Successivamente, l’azienda che aveva chiesto e ottenuto il sequestro del giornale fu raggiunta da interdittiva antimafia perché assumeva pregiudicati per mafia, come aveva denunciato Mastrogiovanni e godeva di appoggi istituzionali in molte amministrazioni comunali per aggirare i bandi di evidenza pubblica per la gestione del servizio di raccolta rifiuti.

Contestualmente partiva contro la giornalista una campagna di diffamazione e intimidazione con minacce di morte, offese e linciaggio sui social, manifesti intimidatori e caricature deumanizzanti, intimidazioni telefoniche e via email, mailbombing contenenti minacce di morte, un incendio appiccato alla sua casa di notte, mentre la famiglia dormiva; i cani avvelenati.

Episodi che hanno spinto le autorità a mettere sotto protezione la giornalista e la sua famiglia.

Ma non è bastato. Ha dovuto cambiare casa e città.

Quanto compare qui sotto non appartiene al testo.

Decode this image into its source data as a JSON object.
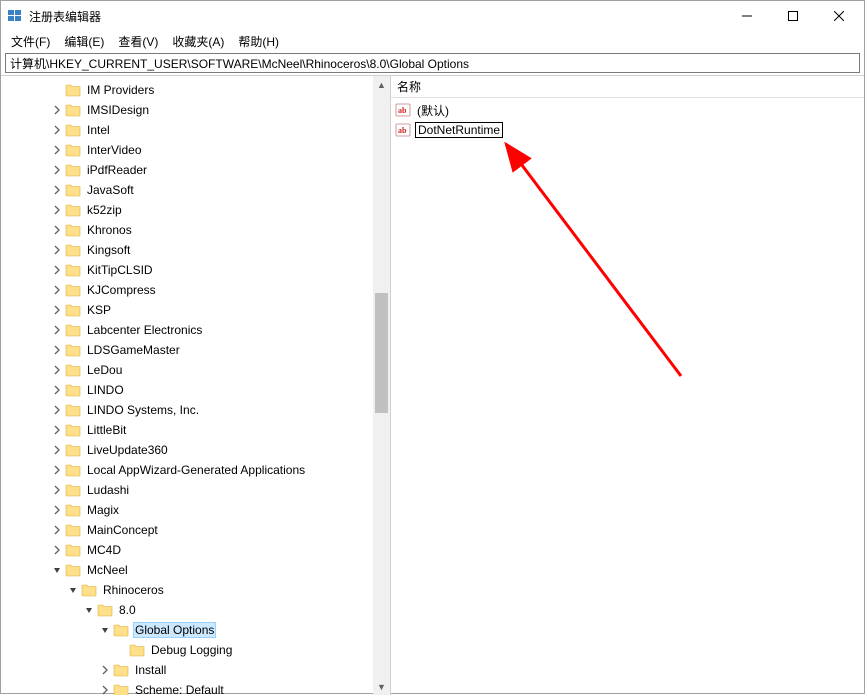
{
  "window": {
    "title": "注册表编辑器"
  },
  "menubar": {
    "file": "文件(F)",
    "edit": "编辑(E)",
    "view": "查看(V)",
    "favorites": "收藏夹(A)",
    "help": "帮助(H)"
  },
  "addressbar": {
    "path": "计算机\\HKEY_CURRENT_USER\\SOFTWARE\\McNeel\\Rhinoceros\\8.0\\Global Options"
  },
  "tree": {
    "items": [
      {
        "indent": 3,
        "tw": "",
        "label": "IM Providers"
      },
      {
        "indent": 3,
        "tw": ">",
        "label": "IMSIDesign"
      },
      {
        "indent": 3,
        "tw": ">",
        "label": "Intel"
      },
      {
        "indent": 3,
        "tw": ">",
        "label": "InterVideo"
      },
      {
        "indent": 3,
        "tw": ">",
        "label": "iPdfReader"
      },
      {
        "indent": 3,
        "tw": ">",
        "label": "JavaSoft"
      },
      {
        "indent": 3,
        "tw": ">",
        "label": "k52zip"
      },
      {
        "indent": 3,
        "tw": ">",
        "label": "Khronos"
      },
      {
        "indent": 3,
        "tw": ">",
        "label": "Kingsoft"
      },
      {
        "indent": 3,
        "tw": ">",
        "label": "KitTipCLSID"
      },
      {
        "indent": 3,
        "tw": ">",
        "label": "KJCompress"
      },
      {
        "indent": 3,
        "tw": ">",
        "label": "KSP"
      },
      {
        "indent": 3,
        "tw": ">",
        "label": "Labcenter Electronics"
      },
      {
        "indent": 3,
        "tw": ">",
        "label": "LDSGameMaster"
      },
      {
        "indent": 3,
        "tw": ">",
        "label": "LeDou"
      },
      {
        "indent": 3,
        "tw": ">",
        "label": "LINDO"
      },
      {
        "indent": 3,
        "tw": ">",
        "label": "LINDO Systems, Inc."
      },
      {
        "indent": 3,
        "tw": ">",
        "label": "LittleBit"
      },
      {
        "indent": 3,
        "tw": ">",
        "label": "LiveUpdate360"
      },
      {
        "indent": 3,
        "tw": ">",
        "label": "Local AppWizard-Generated Applications"
      },
      {
        "indent": 3,
        "tw": ">",
        "label": "Ludashi"
      },
      {
        "indent": 3,
        "tw": ">",
        "label": "Magix"
      },
      {
        "indent": 3,
        "tw": ">",
        "label": "MainConcept"
      },
      {
        "indent": 3,
        "tw": ">",
        "label": "MC4D"
      },
      {
        "indent": 3,
        "tw": "v",
        "label": "McNeel"
      },
      {
        "indent": 4,
        "tw": "v",
        "label": "Rhinoceros"
      },
      {
        "indent": 5,
        "tw": "v",
        "label": "8.0"
      },
      {
        "indent": 6,
        "tw": "v",
        "label": "Global Options",
        "selected": true
      },
      {
        "indent": 7,
        "tw": "",
        "label": "Debug Logging"
      },
      {
        "indent": 6,
        "tw": ">",
        "label": "Install"
      },
      {
        "indent": 6,
        "tw": ">",
        "label": "Scheme: Default"
      }
    ]
  },
  "list": {
    "header_name": "名称",
    "rows": [
      {
        "icon": "string",
        "name": "(默认)",
        "editing": false
      },
      {
        "icon": "string",
        "name": "DotNetRuntime",
        "editing": true
      }
    ]
  }
}
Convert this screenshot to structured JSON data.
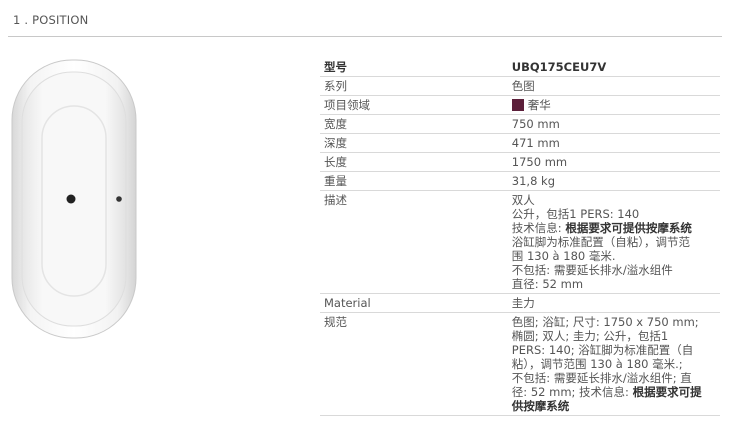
{
  "section": {
    "title": "1 . POSITION"
  },
  "specs": {
    "model_label": "型号",
    "model_value": "UBQ175CEU7V",
    "series_label": "系列",
    "series_value": "色图",
    "project_label": "项目领域",
    "project_value": "奢华",
    "project_color": "#5c1f3a",
    "width_label": "宽度",
    "width_value": "750 mm",
    "depth_label": "深度",
    "depth_value": "471 mm",
    "length_label": "长度",
    "length_value": "1750 mm",
    "weight_label": "重量",
    "weight_value": "31,8 kg",
    "desc_label": "描述",
    "desc": {
      "l1": "双人",
      "l2": "公升，包括1 PERS: 140",
      "l3_prefix": "技术信息: ",
      "l3_bold": "根据要求可提供按摩系统",
      "l4": "浴缸脚为标准配置（自粘），调节范",
      "l5": "围 130 à 180 毫米.",
      "l6": "不包括: 需要延长排水/溢水组件",
      "l7": "直径: 52 mm"
    },
    "material_label": "Material",
    "material_value": "圭力",
    "spec_label": "规范",
    "spec": {
      "l1": "色图; 浴缸; 尺寸: 1750 x 750 mm;",
      "l2": "椭圆; 双人; 圭力; 公升，包括1",
      "l3": "PERS: 140; 浴缸脚为标准配置（自",
      "l4": "粘），调节范围 130 à 180 毫米.;",
      "l5": "不包括: 需要延长排水/溢水组件; 直",
      "l6_prefix": "径: 52 mm; 技术信息: ",
      "l6_bold": "根据要求可提",
      "l7_bold": "供按摩系统"
    }
  }
}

L’Ordine dei giornalisti, FNSI e Assostampa, insieme a numerose organizzazioni, hanno manifestato pubblicamente solidarietà, chiedendo all’ex giunta comunale e all’attuale sindaco di Casarano di ritirare le querele e i manifesti contro Mastrogiovanni, affissi dall’amministrazione comunale su tutte le plance di proprietà pubblica.

Anche il giornalista Sigfrido Ranucci, direttore di Report (Rai3) ha preso posizione al fianco alla giornalista, che domani dovrà affrontare due processi in un giorno per difendere l’articolo 21 della Costituzione.